Alternatives Go Mainstream
Over the past year, alternative energy has been one of the largest capital markets stories, with numerous IPOs and massive injections of cash from private equity. New Energy Finance, a specialist provider of financial information, estimates that renewable energy and low-carbon technology industries will have set a new record of more than $100 billion worth of financing transactions during 2006.
In Europe, investors’ attention has been drawn to a number of hit IPOs from the solar and wind sectors, with the E339.9 million IPO of Electricité de France’s renewable energy unit Energies Nouvelles at the end of November drawing a 30 times institutional oversubscription. In the US, investor attention has focused on ethanol producers, with VeraSun Energy Corporation’s IPO in June a highlight of a busy year.
“Renewables are at the forefront of investor thinking,” says Sophie Horsfall, director in global equities at F&C; Asset Management, which manages more than $200 billion globally. “It is no longer an area for niche investors as it was a couple of years ago.” Moreover, energy giants such as BP, GE—one of the world’s biggest investors in wind power—and Shell have been the largest investors in alternative energy, bringing credibility to the sector that startups cannot offer.
Horsfall hopes that 2007 will see new legislation and taxation policies that will prompt further investment. “We have to remember that renewables technology is still at an early stage,” she says. “Most of the technology is not yet commercially viable.” PwC’s Cohen points out that renewables are competing with fuels that use an infrastructure developed over the past century. “The key challenge for renewables is to accelerate investment so that critical mass can be attained. For example, with just 2% of automobiles running on biofuels, it is not economical to roll out biofuel pumps across the US. But we need to figure out a way to make it happen,” he explains.

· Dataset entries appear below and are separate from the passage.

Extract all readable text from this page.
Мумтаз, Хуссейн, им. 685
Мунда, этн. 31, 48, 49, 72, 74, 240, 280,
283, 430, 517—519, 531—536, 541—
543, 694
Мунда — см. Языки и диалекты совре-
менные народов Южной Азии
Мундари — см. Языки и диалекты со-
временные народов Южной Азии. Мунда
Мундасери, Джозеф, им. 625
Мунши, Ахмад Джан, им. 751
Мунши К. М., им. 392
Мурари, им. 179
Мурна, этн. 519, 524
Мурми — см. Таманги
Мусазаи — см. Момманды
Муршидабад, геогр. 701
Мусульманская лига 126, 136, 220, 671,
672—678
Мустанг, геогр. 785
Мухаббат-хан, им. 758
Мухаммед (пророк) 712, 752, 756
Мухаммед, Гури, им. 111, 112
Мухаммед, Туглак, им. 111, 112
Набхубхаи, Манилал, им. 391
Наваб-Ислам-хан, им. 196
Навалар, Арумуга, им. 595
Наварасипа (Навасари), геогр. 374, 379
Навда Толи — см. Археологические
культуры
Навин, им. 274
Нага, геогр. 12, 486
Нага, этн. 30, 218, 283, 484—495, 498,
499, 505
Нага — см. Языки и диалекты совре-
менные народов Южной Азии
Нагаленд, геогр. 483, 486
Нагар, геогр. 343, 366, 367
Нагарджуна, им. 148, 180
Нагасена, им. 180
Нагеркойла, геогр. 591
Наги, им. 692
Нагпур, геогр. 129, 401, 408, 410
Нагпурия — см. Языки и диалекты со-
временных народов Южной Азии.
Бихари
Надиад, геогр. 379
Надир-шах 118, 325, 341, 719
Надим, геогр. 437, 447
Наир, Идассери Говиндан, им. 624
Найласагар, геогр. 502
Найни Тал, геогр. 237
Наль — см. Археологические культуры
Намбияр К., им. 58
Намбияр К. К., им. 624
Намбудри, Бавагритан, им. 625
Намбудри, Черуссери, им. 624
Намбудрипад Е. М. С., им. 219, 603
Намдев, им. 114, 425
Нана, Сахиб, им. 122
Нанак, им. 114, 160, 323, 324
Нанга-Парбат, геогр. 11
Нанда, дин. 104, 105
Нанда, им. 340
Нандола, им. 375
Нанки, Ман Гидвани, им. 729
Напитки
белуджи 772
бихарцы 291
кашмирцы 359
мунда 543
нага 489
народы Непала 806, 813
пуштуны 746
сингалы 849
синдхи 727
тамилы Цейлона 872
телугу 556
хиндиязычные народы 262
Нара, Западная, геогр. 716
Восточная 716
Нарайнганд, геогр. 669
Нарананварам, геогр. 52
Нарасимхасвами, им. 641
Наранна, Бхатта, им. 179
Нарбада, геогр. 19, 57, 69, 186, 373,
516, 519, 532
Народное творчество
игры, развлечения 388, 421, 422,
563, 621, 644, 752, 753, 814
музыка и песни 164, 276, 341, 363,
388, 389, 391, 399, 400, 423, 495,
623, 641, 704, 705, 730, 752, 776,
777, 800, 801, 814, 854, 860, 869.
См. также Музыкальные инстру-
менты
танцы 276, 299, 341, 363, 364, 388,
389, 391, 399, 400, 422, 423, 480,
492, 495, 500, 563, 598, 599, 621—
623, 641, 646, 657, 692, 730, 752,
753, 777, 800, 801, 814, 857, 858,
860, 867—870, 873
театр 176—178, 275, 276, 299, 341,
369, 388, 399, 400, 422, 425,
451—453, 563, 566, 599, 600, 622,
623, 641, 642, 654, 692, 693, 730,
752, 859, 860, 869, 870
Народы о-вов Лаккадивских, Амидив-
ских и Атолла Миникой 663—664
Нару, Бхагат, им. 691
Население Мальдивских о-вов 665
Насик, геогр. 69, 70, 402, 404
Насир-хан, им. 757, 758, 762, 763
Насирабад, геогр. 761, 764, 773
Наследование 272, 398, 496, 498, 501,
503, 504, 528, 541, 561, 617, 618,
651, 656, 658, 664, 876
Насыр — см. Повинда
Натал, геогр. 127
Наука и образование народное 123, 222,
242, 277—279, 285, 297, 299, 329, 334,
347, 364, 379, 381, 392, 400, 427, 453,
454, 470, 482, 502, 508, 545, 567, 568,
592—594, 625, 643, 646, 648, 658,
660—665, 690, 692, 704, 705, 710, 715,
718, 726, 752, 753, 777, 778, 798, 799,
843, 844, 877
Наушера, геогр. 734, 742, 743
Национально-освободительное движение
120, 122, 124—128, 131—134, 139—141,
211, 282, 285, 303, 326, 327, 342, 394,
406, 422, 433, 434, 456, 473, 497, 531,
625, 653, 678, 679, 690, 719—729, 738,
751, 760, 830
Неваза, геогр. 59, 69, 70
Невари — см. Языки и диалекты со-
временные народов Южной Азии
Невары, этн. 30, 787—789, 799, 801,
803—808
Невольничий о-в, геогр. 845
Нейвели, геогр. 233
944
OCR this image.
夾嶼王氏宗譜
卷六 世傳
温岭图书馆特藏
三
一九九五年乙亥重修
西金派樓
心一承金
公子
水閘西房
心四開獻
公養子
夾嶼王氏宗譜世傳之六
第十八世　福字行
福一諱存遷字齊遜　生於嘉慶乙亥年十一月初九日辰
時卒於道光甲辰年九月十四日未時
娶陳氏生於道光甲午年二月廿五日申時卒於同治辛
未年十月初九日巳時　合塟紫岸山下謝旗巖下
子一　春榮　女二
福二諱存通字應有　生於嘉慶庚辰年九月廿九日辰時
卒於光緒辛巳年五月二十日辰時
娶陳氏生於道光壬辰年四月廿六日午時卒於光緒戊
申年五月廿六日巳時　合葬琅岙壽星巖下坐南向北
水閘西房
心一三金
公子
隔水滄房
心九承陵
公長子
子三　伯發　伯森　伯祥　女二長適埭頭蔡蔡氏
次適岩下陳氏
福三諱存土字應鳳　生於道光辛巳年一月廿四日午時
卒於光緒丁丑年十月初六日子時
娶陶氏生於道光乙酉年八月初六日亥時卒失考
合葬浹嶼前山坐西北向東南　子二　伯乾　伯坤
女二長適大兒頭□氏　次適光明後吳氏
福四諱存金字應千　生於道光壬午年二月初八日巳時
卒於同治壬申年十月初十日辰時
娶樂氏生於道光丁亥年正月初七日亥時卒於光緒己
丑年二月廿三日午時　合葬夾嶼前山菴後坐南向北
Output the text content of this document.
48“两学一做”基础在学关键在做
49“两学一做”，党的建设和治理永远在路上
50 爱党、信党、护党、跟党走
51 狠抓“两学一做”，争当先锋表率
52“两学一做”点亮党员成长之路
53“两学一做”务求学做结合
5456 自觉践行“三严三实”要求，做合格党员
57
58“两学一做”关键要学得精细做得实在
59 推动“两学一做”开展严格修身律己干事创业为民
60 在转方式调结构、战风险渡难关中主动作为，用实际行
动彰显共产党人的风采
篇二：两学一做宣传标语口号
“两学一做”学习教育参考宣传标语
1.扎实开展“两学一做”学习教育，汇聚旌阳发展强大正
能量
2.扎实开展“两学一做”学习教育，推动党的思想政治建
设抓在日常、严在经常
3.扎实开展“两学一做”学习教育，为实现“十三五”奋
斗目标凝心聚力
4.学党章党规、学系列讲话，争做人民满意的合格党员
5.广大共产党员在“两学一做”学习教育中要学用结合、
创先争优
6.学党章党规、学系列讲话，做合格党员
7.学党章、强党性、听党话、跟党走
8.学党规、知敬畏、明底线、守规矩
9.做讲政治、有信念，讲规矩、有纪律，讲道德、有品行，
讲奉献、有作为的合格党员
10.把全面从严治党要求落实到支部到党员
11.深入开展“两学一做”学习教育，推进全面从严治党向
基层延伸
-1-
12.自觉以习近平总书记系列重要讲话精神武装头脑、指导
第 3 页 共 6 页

Of course, much of the pressure to develop renewable energy sources—and to ensure energy security—has arisen because of the high price of carbon fuels. “It is correct to say that if carbon fuels were to suffer a significant decline in price—with oil at $40 a barrel, for example—then there would be less of a clamor for renewables,” says F&C;’s Horsfall. But she adds, “A sharp decline in price is unlikely.”
Indeed, OPEC continues to flex its muscles. In mid-December it agreed an oil output cut of 500,000 barrels per day, or 2%, even as Angola, which sells most of its oil to the US, joined the organization. The consensus view among analysts is a price of $60 a barrel in 2007—close to the mid-December price of $62—compared to an average from January to November 2006 of $67 a barrel. Similarly, gas prices are expected to remain steady in 2007; only a small increase on the 2006 January-to-November average of $7 per 1,000 cubic feet is anticipated.
What is certain is that the energy industry is about to embark on a period of unprecedented change. The mixture of fuels used in the developed world—and potentially in the developing world, as China is studying alternative energy carefully—will be very different in five years’ time, and carbon emissions are likely to have been monetized by a greater number of countries than at present.
Similarly, the shape of the industry is likely to change, with continuing consolidation and specialization by geography or sector taking place. “Often energy companies have been broadly structured across a number of sectors, but now they are focusing on specific sectors,” says Cohen at PwC. “The industry requires significant investment—even before the issues of alternative sources of energy are addressed—and consolidation will help facilitate that.”